Le goût d'agir pour le collectif

Publié le 13/10/2020

Le secteur de la restauration collective déploie son activité aussi bien dans les restaurants d’entreprise, les cantines scolaires, les cliniques, les hôpitaux que dans les établissements d’hébergement pour personnes âgées dépendantes (EHPAD). Rencontre avec Samir Kaboub, salarié chez Elior Enseignement et Santé et délégué syndical national.

Peux-tu nous présenter ton entreprise et nous parler de ton secteur professionnel ? 

Samir KaboubSamir – Elior Enseignement et Santé offre ses services pour les cantines scolaires, les établissements de santé, les Ehpad et les cuisines centrales. Elior Entreprises, comme son nom l’indique, concentre son activité sur les restaurants d’entreprise. Le groupe Elior est leader sur le marché de la restauration collective en France. Il emploie près de 24 500 personnes. J’ai commencé ma carrière chez Elior Enseignement et Santé début 2002 en tant qu’intérimaire dans une clinique psychiatrique.  Je venais d’obtenir mon BEP de cuisinier. En décembre de cette année j’ai été embauché par l’entreprise. J’ai d’abord commencé en tant qu’employé de restauration en attendant qu’une place de cuisinier se libère. Il faut savoir que chaque restaurant a ses spécificités. D’un site à un autre, il peut y avoir entre un à une cinquantaine de salariés comme dans les cuisines centrales par exemple. Il y a aussi le cas où sur un site il y a un responsable salarié d’Elior qui travaille en collaboration avec des salariés du client. Pour ce qui me concerne, j’ai souvent changé d’établissement mais toujours sur des sites de santé car c’est un milieu dans lequel je me sens bien et où je ressens que les contacts que je peux nouer avec les résidents leur est utile. J’ai ainsi travaillé dans le secteur de Lyon dans un hôpital, un centre de rééducation, dans une clinique …

Ces divers changements de lieu de travail correspondaient-ils à ton souhait ?

Samir – Il y a eu des changements de site suite à l’attribution de nouveaux marchés mais il m’est aussi arrivé de demander à changer de site suite à des conflits avec mon responsable. Je ne voulais pas rester dans une ambiance conflictuelle et, heureusement, le nombre de sites de l’entreprise facilite la mobilité des salariés qui le souhaitent.  

Comment est organisé le temps de travail pour les deux services de la journée et les week-ends ?

Samir – L’organisation du temps de travail a évolué. Quand j’ai commencé, il y avait une coupure entre le service du midi et le service du soir. La suppression de ces coupures a été longtemps notre cheval de bataille et nous avons fini par avoir gain de cause en 2017. La plupart des coupures ont été supprimées hormis les week-ends pour garantir les roulements. Les plannings sont faits sur deux semaines mais lorsque c’est possible, ils sont faits sur trois semaines, ce qui permet notamment aux équipes de ne travailler qu’un week-end sur trois et de profiter d’un meilleur équilibre entre leur vie professionnelle et leur vie personnelle.

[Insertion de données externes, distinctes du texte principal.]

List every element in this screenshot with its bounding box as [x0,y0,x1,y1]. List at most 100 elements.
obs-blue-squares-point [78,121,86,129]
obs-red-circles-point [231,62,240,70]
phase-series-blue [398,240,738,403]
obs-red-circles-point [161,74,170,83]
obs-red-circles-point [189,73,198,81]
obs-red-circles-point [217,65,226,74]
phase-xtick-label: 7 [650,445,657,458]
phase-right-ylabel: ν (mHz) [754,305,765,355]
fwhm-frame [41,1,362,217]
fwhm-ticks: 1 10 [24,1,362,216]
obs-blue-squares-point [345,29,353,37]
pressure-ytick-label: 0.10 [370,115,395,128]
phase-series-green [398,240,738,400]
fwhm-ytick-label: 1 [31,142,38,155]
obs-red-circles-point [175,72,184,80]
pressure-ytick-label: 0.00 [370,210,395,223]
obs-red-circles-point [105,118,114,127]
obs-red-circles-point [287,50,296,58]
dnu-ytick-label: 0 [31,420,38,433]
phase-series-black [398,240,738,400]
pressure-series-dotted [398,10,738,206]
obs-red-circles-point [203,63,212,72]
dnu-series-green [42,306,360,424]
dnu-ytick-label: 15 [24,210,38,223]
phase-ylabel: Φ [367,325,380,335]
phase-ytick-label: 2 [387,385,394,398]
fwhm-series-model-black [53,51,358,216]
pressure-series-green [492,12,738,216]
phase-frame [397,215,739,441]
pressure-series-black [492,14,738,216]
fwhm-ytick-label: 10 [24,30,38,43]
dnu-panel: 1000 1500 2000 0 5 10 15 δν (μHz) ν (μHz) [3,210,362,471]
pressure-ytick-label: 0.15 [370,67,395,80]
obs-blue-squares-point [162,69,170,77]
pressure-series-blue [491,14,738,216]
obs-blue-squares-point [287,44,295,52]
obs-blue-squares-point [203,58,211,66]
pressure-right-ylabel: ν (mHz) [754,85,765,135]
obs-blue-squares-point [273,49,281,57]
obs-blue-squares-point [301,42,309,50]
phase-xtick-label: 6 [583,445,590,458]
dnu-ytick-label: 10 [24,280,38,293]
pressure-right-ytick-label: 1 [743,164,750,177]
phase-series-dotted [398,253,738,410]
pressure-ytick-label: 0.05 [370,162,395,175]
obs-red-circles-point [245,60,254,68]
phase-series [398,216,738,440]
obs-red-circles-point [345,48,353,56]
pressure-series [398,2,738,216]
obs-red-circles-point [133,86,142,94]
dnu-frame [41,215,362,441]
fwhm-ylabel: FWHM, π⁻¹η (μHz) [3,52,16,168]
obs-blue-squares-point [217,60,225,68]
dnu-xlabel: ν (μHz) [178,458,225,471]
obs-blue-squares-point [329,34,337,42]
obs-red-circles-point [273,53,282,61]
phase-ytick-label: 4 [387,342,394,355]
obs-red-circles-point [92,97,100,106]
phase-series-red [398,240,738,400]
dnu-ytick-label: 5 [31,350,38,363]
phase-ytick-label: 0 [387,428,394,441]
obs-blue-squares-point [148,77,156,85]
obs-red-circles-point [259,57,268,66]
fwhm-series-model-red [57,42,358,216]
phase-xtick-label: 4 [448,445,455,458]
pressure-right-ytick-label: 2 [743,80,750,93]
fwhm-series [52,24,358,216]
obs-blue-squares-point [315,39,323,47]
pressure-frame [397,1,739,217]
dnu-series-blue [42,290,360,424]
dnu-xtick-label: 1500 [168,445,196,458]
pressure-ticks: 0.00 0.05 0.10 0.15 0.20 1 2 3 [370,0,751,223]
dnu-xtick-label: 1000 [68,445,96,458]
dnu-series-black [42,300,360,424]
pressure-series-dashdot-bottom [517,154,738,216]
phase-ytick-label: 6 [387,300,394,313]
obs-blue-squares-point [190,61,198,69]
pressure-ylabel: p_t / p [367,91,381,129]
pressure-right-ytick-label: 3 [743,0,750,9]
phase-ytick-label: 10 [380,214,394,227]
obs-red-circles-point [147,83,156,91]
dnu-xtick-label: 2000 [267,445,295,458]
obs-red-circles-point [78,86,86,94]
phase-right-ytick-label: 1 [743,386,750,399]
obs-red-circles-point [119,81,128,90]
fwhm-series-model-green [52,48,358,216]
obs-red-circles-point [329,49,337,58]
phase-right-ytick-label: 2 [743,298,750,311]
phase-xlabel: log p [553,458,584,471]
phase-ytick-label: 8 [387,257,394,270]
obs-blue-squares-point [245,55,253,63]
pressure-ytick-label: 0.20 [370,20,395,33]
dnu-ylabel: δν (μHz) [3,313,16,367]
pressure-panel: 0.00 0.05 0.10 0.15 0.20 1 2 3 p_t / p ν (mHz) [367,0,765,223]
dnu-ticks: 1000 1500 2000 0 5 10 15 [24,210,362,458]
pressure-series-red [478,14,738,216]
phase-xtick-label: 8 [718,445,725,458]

L’organisation du temps travail pour les salariés des cantines scolaires doit être particulière, comment cela se passe-t-il quand les écoles sont fermées ?

Samir – Il s’agit de contrats intermittents. Les salariés ne sont pas payés pendant les vacances scolaires mais heureusement l’entreprise joue le jeu en essayant de les reclasser dans les restaurants de santé, où il n’y a pas d’interruption d’activité. Les salariés qui ont envie de continuer à travailler pendant les temps de pause scolaire ont tout intérêt à le dire très tôt à leur responsable. Les plus anciens ont encore un contrat qui oblige l’entreprise à payer leur salaire, qu’ils soient reclassés ou pas. C’est presqu’aujourd’hui une exception car ce type de contrat ne se fait plus.  

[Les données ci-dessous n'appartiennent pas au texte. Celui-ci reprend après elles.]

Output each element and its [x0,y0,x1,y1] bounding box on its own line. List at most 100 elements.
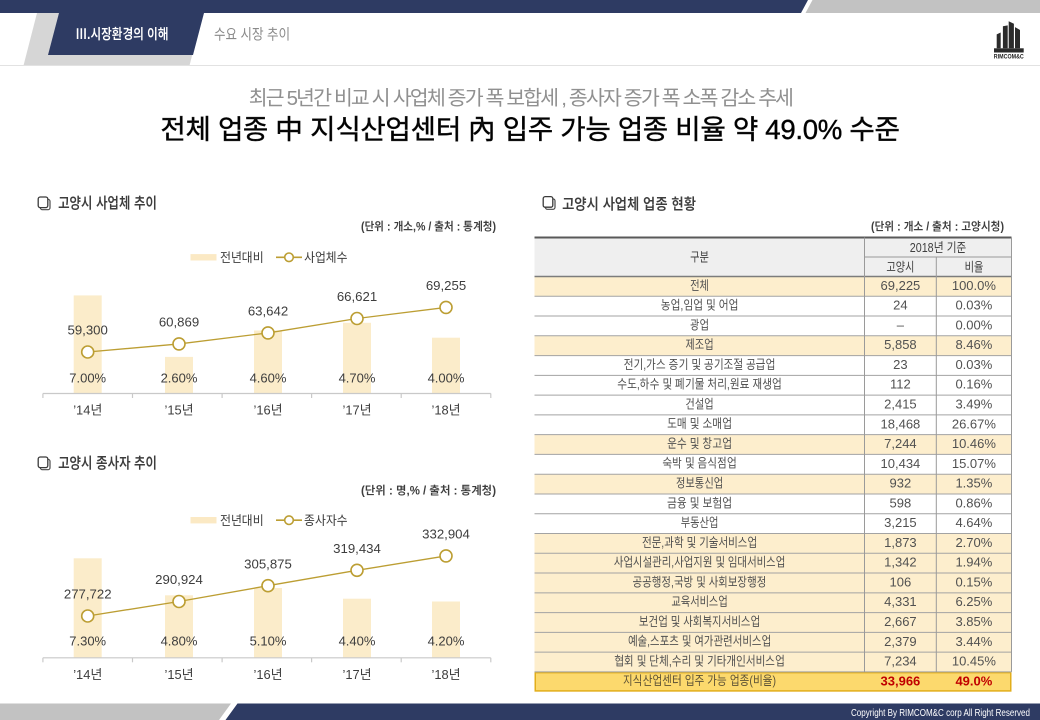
svg-text:0.16%: 0.16% [955,377,992,392]
svg-text:’17년: ’17년 [343,667,372,682]
svg-text:932: 932 [890,476,912,491]
svg-text:49.0%: 49.0% [955,673,992,688]
svg-text:금융 및 보험업: 금융 및 보험업 [667,495,732,510]
svg-text:0.03%: 0.03% [955,298,992,313]
svg-text:고양시 사업체 업종 현황: 고양시 사업체 업종 현황 [562,195,696,213]
svg-text:운수 및 창고업: 운수 및 창고업 [667,436,732,451]
svg-text:106: 106 [890,574,912,589]
svg-text:’15년: ’15년 [165,403,194,418]
svg-text:RIMCOM&C: RIMCOM&C [994,55,1025,61]
svg-text:지식산업센터 입주 가능 업종(비율): 지식산업센터 입주 가능 업종(비율) [623,673,776,688]
svg-text:농업,임업 및 어업: 농업,임업 및 어업 [661,298,739,313]
svg-text:277,722: 277,722 [64,587,112,602]
svg-text:보건업 및 사회복지서비스업: 보건업 및 사회복지서비스업 [639,614,760,629]
svg-text:교육서비스업: 교육서비스업 [671,594,727,609]
svg-text:305,875: 305,875 [244,556,292,571]
svg-text:7.30%: 7.30% [69,633,106,648]
svg-text:0.03%: 0.03% [955,357,992,372]
svg-text:598: 598 [890,495,912,510]
svg-text:’18년: ’18년 [432,403,461,418]
svg-text:63,642: 63,642 [248,304,288,319]
svg-text:광업: 광업 [690,317,709,332]
svg-text:69,255: 69,255 [426,278,466,293]
svg-text:7.00%: 7.00% [69,371,106,386]
svg-text:0.86%: 0.86% [955,495,992,510]
svg-text:정보통신업: 정보통신업 [676,475,723,490]
svg-text:수도,하수 및 폐기물 처리,원료 재생업: 수도,하수 및 폐기물 처리,원료 재생업 [617,377,781,392]
svg-text:’15년: ’15년 [165,667,194,682]
svg-text:5,858: 5,858 [884,337,917,352]
svg-text:건설업: 건설업 [685,396,713,411]
svg-text:’17년: ’17년 [343,403,372,418]
svg-text:0.15%: 0.15% [955,574,992,589]
svg-text:부동산업: 부동산업 [681,515,719,530]
svg-text:도매 및 소매업: 도매 및 소매업 [667,416,732,431]
svg-text:숙박 및 음식점업: 숙박 및 음식점업 [662,456,736,471]
svg-text:고양시: 고양시 [886,259,914,274]
svg-text:제조업: 제조업 [685,337,713,352]
svg-text:4.40%: 4.40% [339,633,376,648]
svg-text:2018년 기준: 2018년 기준 [910,240,967,255]
svg-text:사업체수: 사업체수 [304,250,348,265]
svg-text:전년대비: 전년대비 [220,250,264,265]
svg-text:26.67%: 26.67% [952,416,997,431]
svg-text:전기,가스 증기 및 공기조절 공급업: 전기,가스 증기 및 공기조절 공급업 [624,357,776,372]
svg-text:1,342: 1,342 [884,555,917,570]
svg-text:공공행정,국방 및 사회보장행정: 공공행정,국방 및 사회보장행정 [633,574,767,589]
svg-text:10,434: 10,434 [881,456,921,471]
svg-text:0.00%: 0.00% [955,317,992,332]
svg-text:3.49%: 3.49% [955,397,992,412]
svg-text:협회 및 단체,수리 및 기타개인서비스업: 협회 및 단체,수리 및 기타개인서비스업 [614,653,785,668]
svg-text:4.20%: 4.20% [428,633,465,648]
svg-text:100.0%: 100.0% [952,278,997,293]
svg-text:’14년: ’14년 [73,403,102,418]
svg-text:66,621: 66,621 [337,289,377,304]
svg-text:1.94%: 1.94% [955,555,992,570]
svg-text:’14년: ’14년 [73,667,102,682]
svg-text:Copyright By RIMCOM&C corp All: Copyright By RIMCOM&C corp All Right Res… [851,707,1030,719]
svg-text:비율: 비율 [965,259,984,274]
svg-text:4.70%: 4.70% [339,371,376,386]
svg-text:구분: 구분 [690,250,709,265]
svg-text:고양시 사업체 추이: 고양시 사업체 추이 [58,195,157,213]
svg-text:’18년: ’18년 [432,667,461,682]
svg-text:1.35%: 1.35% [955,476,992,491]
svg-text:’16년: ’16년 [254,667,283,682]
svg-text:2,667: 2,667 [884,614,917,629]
svg-text:10.46%: 10.46% [952,436,997,451]
svg-text:2,379: 2,379 [884,634,917,649]
svg-text:7,244: 7,244 [884,436,917,451]
svg-text:319,434: 319,434 [333,541,381,556]
svg-text:종사자수: 종사자수 [304,513,348,528]
svg-text:2.70%: 2.70% [955,535,992,550]
svg-text:60,869: 60,869 [159,315,199,330]
svg-text:24: 24 [893,298,907,313]
svg-text:(단위 : 개소 / 출처 : 고양시청): (단위 : 개소 / 출처 : 고양시청) [871,220,1004,234]
svg-text:112: 112 [890,377,911,392]
svg-text:수요 시장 추이: 수요 시장 추이 [214,27,290,44]
svg-text:4.64%: 4.64% [955,515,992,530]
svg-text:3.44%: 3.44% [955,634,992,649]
svg-text:332,904: 332,904 [422,527,470,542]
svg-text:고양시 종사자 추이: 고양시 종사자 추이 [58,455,157,473]
svg-text:예술,스포츠 및 여가관련서비스업: 예술,스포츠 및 여가관련서비스업 [628,634,771,649]
svg-text:23: 23 [893,357,907,372]
svg-text:59,300: 59,300 [68,323,108,338]
svg-text:6.25%: 6.25% [955,594,992,609]
svg-text:4.80%: 4.80% [161,633,198,648]
svg-text:4.60%: 4.60% [250,371,287,386]
svg-text:18,468: 18,468 [881,416,921,431]
svg-text:15.07%: 15.07% [952,456,997,471]
svg-text:3.85%: 3.85% [955,614,992,629]
svg-text:3,215: 3,215 [884,515,917,530]
svg-text:–: – [897,317,905,332]
svg-text:8.46%: 8.46% [955,337,992,352]
svg-text:1,873: 1,873 [884,535,917,550]
svg-text:69,225: 69,225 [881,278,921,293]
svg-text:(단위 : 개소,% / 출처 : 통계청): (단위 : 개소,% / 출처 : 통계청) [361,220,496,234]
svg-text:2,415: 2,415 [884,397,917,412]
svg-text:전문,과학 및 기술서비스업: 전문,과학 및 기술서비스업 [642,535,757,550]
svg-text:전체: 전체 [690,278,709,293]
svg-text:4.00%: 4.00% [428,371,465,386]
svg-text:5.10%: 5.10% [250,633,287,648]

En ce qui concerne la santé au travail, les salariés de ton secteur sont exposés à des risques directement liés à leur métier ou à leur environnement professionnel ?

Il y a bien sûr les risques musculo-squelettiques avec les gestes répétitifs et les ports de charges lourdes. Il y a également les burn-out à cause de la pression. Certains sites tournent en sous-effectifs, ce qui provoque des tensions dans les équipes, un surcroît de travail.

D’employé de restauration, tu as pu évoluer vers le métier de cuisinier qui correspond à ta formation.

Samir – J’ai également évolué vers le poste de second de cuisine. Mais en fait, j’ai vraiment occupé tous les postes, du plongeur jusqu’à responsable de site, responsabilité que l’entreprise m’a confiée au départ du responsable du site auquel j’étais affecté en tant que second de cuisine. Cela devait durer quelques semaines, j’ai finalement assuré la mission pendant dix mois.

Tu t’es engagé dans le syndicalisme en choisissant d’adhérer à la CFDT. Raconte-nous ton parcours de militant.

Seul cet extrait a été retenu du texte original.